Suara Hati Kami untuk PBSI Bali, Jangan Padamkan Harapan Anak-anak Kami

Suara Hati Kami untuk PBSI Bali, Jangan Padamkan Harapan Anak-anak Kami
Orang tua atlet demo depan kantor KONI Bali.

Oleh: [Ray - Humas KONI Bali ]

DENPASAR - Jumat yang biasanya biasa saja, berubah menjadi hari penuh ketegangan di Kantor KONI Bali. Sejumlah orang tua atlet bulutangkis dari Kabupaten Badung memilih untuk hadir langsung, menggeruduk KONI Bali—bukan dengan amarah, tapi dengan harapan yang cemas. Mereka datang, duduk di luar ruang rapat, menunggu hasil pertemuan tertutup antara Bidang Pembinaan Prestasi KONI Bali dan Ketua PBSI Bali. Wajah-wajah mereka penuh tanya: Apakah anak kami masih punya tempat di panggung olahraga Bali?

Isu yang dipertaruhkan sangat serius: pembatasan usia 18 tahun oleh PBSI Bali untuk atlet yang akan tampil di Porprov. Kebijakan ini telah menjadi batu sandungan besar bagi atlet-atlet muda berusia 19 hingga 21 tahun—yang sejatinya masih berada di masa emas pembinaan dan sangat potensial untuk mewakili Bali di ajang Pra-PON 2026 dan PON 2028.

Kami, para orang tua dan pembina, tidak menuntut keistimewaan. Kami hanya meminta keadilan dan akal sehat dalam menyusun regulasi. Anak-anak kami telah menjalani latihan keras bertahun-tahun, meninggalkan waktu bermain, bahkan pendidikan, demi satu cita-cita: berdiri di podium membawa nama daerah dan provinsi. Namun kini, langkah mereka seolah dihentikan bukan oleh kekalahan di lapangan, tetapi oleh kebijakan administratif yang tidak berpihak pada masa depan atlet.

Seorang atlet usia 19 tahun saat ini dilarang tampil di Porprov. Padahal, saat Pra-PON 2026 nanti, usianya 20 tahun; dan saat PON 2028 digelar, dia baru berusia 22 tahun — masih sangat sah bertanding menurut Buku THB yang menetapkan batas maksimal 23 tahun untuk cabang bulutangkis.

Lalu, mengapa PBSI Bali menutup jalan mereka dari sekarang?

Porprov semestinya menjadi panggung seleksi, bukan saringan eliminasi usia.
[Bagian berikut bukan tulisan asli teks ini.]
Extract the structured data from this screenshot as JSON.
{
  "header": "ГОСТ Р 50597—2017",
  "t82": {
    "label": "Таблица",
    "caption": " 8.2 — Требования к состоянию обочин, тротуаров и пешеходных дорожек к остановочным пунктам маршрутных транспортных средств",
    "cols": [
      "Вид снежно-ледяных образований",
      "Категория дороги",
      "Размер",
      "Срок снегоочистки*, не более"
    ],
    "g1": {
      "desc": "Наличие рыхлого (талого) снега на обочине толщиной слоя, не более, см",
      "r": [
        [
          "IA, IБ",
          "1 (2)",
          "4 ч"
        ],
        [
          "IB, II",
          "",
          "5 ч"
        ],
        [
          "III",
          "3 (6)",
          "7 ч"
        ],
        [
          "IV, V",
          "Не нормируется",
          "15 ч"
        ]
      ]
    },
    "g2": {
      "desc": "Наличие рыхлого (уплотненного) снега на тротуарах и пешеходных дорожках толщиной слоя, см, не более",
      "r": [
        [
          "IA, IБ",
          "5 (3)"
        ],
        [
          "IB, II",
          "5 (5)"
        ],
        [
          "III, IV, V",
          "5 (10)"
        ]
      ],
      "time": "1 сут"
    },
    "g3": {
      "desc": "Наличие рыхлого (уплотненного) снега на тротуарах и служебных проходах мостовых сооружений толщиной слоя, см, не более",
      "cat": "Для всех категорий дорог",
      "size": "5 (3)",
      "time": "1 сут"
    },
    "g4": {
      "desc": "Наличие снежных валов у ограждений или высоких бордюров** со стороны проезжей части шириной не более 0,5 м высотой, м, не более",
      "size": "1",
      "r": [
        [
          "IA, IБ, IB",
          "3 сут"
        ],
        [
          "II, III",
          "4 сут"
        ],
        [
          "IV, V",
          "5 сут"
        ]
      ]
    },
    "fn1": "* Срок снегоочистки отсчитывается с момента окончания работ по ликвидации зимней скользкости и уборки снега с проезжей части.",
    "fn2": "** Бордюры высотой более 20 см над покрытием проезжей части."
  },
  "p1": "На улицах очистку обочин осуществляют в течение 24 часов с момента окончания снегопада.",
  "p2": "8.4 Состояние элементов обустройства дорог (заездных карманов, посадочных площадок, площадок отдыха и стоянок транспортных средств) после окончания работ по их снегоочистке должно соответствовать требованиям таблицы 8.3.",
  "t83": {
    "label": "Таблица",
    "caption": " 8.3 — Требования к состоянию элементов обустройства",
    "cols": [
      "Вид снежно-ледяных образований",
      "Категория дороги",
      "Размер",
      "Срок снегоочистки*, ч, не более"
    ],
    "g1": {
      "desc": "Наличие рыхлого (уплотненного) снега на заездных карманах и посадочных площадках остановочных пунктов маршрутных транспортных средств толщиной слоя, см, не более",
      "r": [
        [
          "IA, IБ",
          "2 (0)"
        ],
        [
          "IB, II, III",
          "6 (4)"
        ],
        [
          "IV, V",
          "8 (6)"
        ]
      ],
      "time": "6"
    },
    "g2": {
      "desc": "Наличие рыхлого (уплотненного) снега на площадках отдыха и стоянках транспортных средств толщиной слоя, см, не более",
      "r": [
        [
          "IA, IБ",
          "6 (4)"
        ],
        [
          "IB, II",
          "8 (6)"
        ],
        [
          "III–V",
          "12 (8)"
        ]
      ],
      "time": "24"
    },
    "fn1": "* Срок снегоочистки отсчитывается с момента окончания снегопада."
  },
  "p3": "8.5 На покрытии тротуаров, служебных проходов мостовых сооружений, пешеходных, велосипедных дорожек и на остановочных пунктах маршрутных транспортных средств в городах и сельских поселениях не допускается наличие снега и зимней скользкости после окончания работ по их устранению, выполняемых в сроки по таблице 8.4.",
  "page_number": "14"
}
Kalau atlet tidak bisa bertanding di Porprov, maka bagaimana mereka bisa menunjukkan kemampuan untuk dipertimbangkan ke pentas nasional?

Suara hati kami sederhana: tolong beri ruang bagi anak-anak kami untuk berjuang.

Kami hadir di Kantor KONI bukan untuk menekan, tapi untuk menyampaikan betapa pentingnya kejelasan arah pembinaan ini. Jangan biarkan satu kebijakan memadamkan begitu banyak mimpi. Jangan biarkan satu keputusan membuat anak-anak kami kehilangan harapan di tanah kelahirannya sendiri.

PBSI Bali, kami percaya Anda mencintai bulutangkis seperti kami. Tapi cinta pada olahraga seharusnya juga berarti cinta pada proses pembinaan dan masa depan atlet. Jangan biarkan semangat yang sudah dibina sejak kecil ini musnah hanya karena aturan yang tidak memberi ruang tumbuh.

Kami tidak minta jalan dipermudah. Kami hanya ingin jalan itu tetap terbuka.

Untuk anak-anak kami, untuk masa depan bulutangkis Bali, dengarkanlah suara hati kami. (Ray)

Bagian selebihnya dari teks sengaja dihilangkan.